Tuesday, November 24, 2009

Ginger Asian Soup



I came home sick from work yesterday and promptly fell asleep. I woke up for the last 45 minutes of Legends of the Fall, wept like a baby when Isabel 2 was shot by the prohibitioners' stray bullet when they were trying to intimidate Tristan- like that's even possible. Once again I was left feeling cheated I wasn't born as a native American two hundred years ago. Then I fell asleep again. Woke up to Alayna buzzing up with groceries. I said what should I help cut? She looked at me with disgust in her eye as if I were a leper and said, Nothing. I sat back and she cooked me soup and it was pretty fantastic.

Then Paul came over. (Mom, stop reading this now.)

Paul came over with bloody hands.

"Will all great Neptune's ocean wash this blood
Clean from my hand? No, this my hand will rather
The multitudinous seas incarnadine,
Making the green one red."

- William Shakespeare, Macbeth 2.2

Paul had just ended the lives of two pigs, with two bullets, a slit to their throats and four large man's knees holding their squealing piggy cries down in the dirt while they died. Paul ate our soup and shared the (curly) tales of the pig slaughter in a cold barn in Vermont just the day before. (Paul will go back to Vermont to cut and salt and store all this meat- he is in culinary school and this acted as his first butchering experience.)

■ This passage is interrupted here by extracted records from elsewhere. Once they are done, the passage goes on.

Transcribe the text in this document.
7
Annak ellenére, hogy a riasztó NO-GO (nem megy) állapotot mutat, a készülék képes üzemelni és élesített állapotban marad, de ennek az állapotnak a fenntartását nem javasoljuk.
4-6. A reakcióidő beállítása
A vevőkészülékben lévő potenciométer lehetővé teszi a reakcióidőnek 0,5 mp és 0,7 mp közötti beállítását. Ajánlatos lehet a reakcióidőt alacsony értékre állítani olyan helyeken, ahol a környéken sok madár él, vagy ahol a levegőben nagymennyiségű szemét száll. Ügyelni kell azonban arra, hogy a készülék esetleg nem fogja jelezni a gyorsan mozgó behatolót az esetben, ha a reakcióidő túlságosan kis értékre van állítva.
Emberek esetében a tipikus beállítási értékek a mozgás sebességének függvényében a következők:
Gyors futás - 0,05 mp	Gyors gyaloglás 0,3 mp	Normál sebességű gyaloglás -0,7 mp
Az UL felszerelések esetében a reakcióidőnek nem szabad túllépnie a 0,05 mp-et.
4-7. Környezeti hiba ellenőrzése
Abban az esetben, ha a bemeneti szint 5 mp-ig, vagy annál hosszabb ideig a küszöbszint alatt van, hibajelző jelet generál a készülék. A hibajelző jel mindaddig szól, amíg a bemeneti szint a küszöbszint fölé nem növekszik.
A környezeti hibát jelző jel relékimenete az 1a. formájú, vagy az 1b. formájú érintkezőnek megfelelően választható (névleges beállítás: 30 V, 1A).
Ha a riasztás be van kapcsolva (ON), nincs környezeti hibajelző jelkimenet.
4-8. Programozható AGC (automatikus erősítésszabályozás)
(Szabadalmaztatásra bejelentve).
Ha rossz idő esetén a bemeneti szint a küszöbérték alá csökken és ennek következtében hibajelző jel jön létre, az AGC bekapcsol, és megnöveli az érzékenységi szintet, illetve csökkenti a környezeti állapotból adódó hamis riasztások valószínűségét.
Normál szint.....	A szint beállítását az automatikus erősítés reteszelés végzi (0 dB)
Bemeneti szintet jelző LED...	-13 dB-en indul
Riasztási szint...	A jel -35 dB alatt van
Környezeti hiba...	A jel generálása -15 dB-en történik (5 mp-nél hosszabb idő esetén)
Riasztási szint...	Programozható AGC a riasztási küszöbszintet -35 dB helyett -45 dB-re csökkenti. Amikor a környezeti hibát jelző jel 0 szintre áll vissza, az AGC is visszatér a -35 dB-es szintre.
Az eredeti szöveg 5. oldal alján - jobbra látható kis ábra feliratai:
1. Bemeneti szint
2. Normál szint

I felt bad that we made our soup with chicken but didn't say anything.

So this Ginger Asian soup is dedicated to our chicken and pig friends. And once again I am inspired to make one of those promises to myself that when I do happen to buy meat it's the more expensive kind that says it's slightly more humane than the other ones.
Because it can't be good- for our bodies or our karma- for those mass slaughters of those industrial animals with those shitty lives- who die without anyone giving them much thought. Or being sad. Or sitting on my couch eating my soup marinating over the experience- and the life- thoughtfully. Like someone probably should when something dies for our benefit.

I thought about this after Paul left but then I fell asleep again.
I was really tired afterall.

Ginger Asian Soup
  • chop 5-6 cloves of garlic and a generous amount of fresh ginger and saute in olive oil

Your ginger doesn't have to be growing stems like mine...
  • add a bunch of roughly chopped broccoli rabe (include the stems in leaves! they're delicious, i promise... just not the very bottom of them)
  • add in mushrooms (we had shitake, baby bellas and... something else that came in the three pack. if only one option is available, i would go for shitake)
  • once the rabe is getting to be a darker green and the mushrooms cooked through a bit, add your veggie or chicken broth and bring up the heat to get to a boil
  • in a separate pan, cook up a few chicken breasts in bite-sized pieces
  • once the broth is boiling, add a packet of udon noodles (snapping them in half first) and two generous handfuls of fresh sugar snap peas with your cooked chicken
  • Flavor with soy sauce (and salt and pepper if you are a sodium addict like moi)
  • Once the noodles are cooked through (about five minutes) enjoy!